Posted February. 19, 2008 03:11,   

東ティモールは、「21世紀初の独立国」に挙げられる。02年5月20日、「東ティモール民主共和国」という国号を掲げて独立し、4ヵ月後に堂々と国連の191番目の加盟国になった。東ティモールは24年にわたってインドネシアの統治を受け、その前は英国、オランダ、日本、ポルトガルの支配を相次いで受けた。独立の道は遠く険しかった。第2次世界大戦では、日本軍に住民約6万人が虐殺されもした。1975年以降も、インドネシアの占領期間に虐殺、飢きん、病気で国民の5分の1にあたる20万人が命を失った。韓国は4年間、サンロクス部隊を派兵し、新生独立国東ティモールを支援した経験がある。

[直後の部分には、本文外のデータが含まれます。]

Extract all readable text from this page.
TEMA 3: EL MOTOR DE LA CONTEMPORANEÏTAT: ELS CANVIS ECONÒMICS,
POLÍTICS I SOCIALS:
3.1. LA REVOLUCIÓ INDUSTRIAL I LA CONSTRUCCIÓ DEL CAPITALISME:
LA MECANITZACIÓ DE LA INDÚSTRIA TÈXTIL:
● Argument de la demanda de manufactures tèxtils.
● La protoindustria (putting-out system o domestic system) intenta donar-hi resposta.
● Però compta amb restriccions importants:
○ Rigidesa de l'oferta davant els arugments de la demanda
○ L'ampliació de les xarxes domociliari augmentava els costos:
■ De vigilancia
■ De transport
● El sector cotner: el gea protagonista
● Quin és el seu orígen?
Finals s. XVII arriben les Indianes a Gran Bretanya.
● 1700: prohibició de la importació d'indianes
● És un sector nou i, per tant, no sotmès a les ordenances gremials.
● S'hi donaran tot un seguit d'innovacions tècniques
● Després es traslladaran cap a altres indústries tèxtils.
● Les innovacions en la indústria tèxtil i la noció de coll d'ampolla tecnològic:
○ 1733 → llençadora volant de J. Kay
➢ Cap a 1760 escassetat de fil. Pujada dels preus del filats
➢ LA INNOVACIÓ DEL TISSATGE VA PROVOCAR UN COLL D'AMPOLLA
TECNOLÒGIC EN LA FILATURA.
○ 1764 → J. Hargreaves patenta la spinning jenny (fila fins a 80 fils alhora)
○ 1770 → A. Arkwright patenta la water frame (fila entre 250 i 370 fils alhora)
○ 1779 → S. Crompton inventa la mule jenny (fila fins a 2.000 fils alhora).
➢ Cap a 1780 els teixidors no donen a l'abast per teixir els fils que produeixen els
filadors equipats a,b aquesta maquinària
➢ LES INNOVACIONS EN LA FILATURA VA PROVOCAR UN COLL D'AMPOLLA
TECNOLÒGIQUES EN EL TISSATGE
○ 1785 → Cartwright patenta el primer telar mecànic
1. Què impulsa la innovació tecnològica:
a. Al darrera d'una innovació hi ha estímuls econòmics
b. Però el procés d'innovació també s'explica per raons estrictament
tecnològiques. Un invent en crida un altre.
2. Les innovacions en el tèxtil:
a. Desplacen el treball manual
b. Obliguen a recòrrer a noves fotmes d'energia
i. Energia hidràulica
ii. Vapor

◆東ティモールに劣らず長い歳月の間自由を切望した欧州のコソボが、一昨日セルビアから独立を宣言した。コソボの独立は、住民構成を見ると極めて当然に見える。アルバニア系が全体住民200万人の92%を占めるが、5.3%にすぎないセルビア系が主人の座に居座ってきた。セルビアは、1998年から99年にアルバニア系住民を1万人以上虐殺し、約80万人を追放する「民族浄化」を行なった。コソボも東ティモールのように血の闘争の末、独立を勝ち取った。

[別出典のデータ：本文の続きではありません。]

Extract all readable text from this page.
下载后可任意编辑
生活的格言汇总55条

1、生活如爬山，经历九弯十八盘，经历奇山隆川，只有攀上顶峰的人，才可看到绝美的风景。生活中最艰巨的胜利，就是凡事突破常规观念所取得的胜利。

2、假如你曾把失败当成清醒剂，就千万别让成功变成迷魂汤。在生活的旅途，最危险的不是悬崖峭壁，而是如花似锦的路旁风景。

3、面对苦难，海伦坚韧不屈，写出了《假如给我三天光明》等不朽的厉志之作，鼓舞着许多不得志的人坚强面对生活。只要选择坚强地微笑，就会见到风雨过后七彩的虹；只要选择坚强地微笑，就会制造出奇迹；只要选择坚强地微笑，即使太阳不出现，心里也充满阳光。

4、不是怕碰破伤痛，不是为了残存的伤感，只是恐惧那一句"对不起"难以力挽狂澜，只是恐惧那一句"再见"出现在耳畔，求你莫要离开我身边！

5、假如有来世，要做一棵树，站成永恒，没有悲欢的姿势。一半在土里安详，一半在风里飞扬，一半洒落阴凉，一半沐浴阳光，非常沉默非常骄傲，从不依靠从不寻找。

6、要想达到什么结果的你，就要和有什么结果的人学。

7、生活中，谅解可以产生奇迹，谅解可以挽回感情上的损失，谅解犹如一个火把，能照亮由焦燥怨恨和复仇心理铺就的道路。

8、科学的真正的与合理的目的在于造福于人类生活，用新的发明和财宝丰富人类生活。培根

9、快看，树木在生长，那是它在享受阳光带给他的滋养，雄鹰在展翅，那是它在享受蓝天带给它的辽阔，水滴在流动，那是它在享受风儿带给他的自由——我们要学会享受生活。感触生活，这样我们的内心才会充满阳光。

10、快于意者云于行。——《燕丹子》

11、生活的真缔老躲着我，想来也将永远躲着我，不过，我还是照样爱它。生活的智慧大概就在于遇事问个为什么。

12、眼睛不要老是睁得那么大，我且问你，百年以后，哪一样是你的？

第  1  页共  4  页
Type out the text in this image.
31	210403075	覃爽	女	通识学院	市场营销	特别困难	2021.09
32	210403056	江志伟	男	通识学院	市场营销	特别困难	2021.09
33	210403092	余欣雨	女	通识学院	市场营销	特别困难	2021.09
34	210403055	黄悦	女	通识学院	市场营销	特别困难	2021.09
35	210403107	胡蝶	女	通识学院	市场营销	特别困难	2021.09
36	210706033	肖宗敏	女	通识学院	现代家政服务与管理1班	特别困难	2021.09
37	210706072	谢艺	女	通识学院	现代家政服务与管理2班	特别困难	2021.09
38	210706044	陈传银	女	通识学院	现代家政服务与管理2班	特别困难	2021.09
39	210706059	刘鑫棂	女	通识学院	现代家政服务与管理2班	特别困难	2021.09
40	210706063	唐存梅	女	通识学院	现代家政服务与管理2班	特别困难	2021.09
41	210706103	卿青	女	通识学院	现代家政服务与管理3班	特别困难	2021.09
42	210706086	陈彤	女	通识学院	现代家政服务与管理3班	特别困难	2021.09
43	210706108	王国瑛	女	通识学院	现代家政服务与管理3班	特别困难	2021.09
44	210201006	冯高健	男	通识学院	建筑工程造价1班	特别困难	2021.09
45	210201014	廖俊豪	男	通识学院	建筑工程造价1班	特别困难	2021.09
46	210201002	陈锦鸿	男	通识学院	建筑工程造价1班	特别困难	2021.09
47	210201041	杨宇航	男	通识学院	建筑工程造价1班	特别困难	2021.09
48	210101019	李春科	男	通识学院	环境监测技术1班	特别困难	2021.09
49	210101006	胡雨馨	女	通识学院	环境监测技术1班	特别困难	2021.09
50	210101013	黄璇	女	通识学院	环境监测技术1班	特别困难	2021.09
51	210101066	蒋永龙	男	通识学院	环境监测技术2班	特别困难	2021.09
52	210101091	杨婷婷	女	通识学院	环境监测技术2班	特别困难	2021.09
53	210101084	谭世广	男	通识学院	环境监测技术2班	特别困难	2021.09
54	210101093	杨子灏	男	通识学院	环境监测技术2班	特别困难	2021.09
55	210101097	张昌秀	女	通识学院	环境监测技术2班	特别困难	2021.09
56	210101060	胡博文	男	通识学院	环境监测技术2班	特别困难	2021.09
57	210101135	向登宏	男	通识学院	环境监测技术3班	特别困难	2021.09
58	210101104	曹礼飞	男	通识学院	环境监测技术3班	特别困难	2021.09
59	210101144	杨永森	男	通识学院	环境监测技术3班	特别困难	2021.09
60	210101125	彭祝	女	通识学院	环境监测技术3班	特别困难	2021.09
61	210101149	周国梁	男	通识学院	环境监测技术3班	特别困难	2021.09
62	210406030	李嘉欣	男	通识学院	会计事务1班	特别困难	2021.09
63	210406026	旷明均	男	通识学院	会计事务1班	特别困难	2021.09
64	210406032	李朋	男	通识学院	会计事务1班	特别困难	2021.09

◆1389年、オスマントルコ軍がセルビアが中心のキリスト教連合軍を破ったことで始まったコソボの紛争は、明確に支持しにくい面がある。コソボ独立宣言に対する反応も交錯する。米国や英国、フランス、ドイツ、イタリアなどの主要欧州各国は独立を支持するが、セルビアとロシアは強く反対している。背後でコソボの独立を支援した米国と欧州連合(EU)の責任が重大だ。

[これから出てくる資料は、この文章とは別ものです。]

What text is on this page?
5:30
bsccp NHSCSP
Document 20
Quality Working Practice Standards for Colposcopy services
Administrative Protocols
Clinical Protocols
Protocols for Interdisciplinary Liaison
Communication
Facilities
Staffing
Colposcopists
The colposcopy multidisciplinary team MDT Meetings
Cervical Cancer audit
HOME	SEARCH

◆コソボの国民は一斉に街に出て、「500年間トルコとセルビアの支配を受け、独立の日を待ち望んできた」と歓呼する。いずれにせよ国際社会が外交力を発揮して、バルカン半島の火薬庫で争いが起らないようにうまく管理しなければならない。東ティモール、アフガニスタン、イラクに派兵した経験のある韓国としては、コソボの独立は遠い国のことでは決してない。コソボが難関を乗り越え、21世紀の2番目の独立国に認定されることを期待する。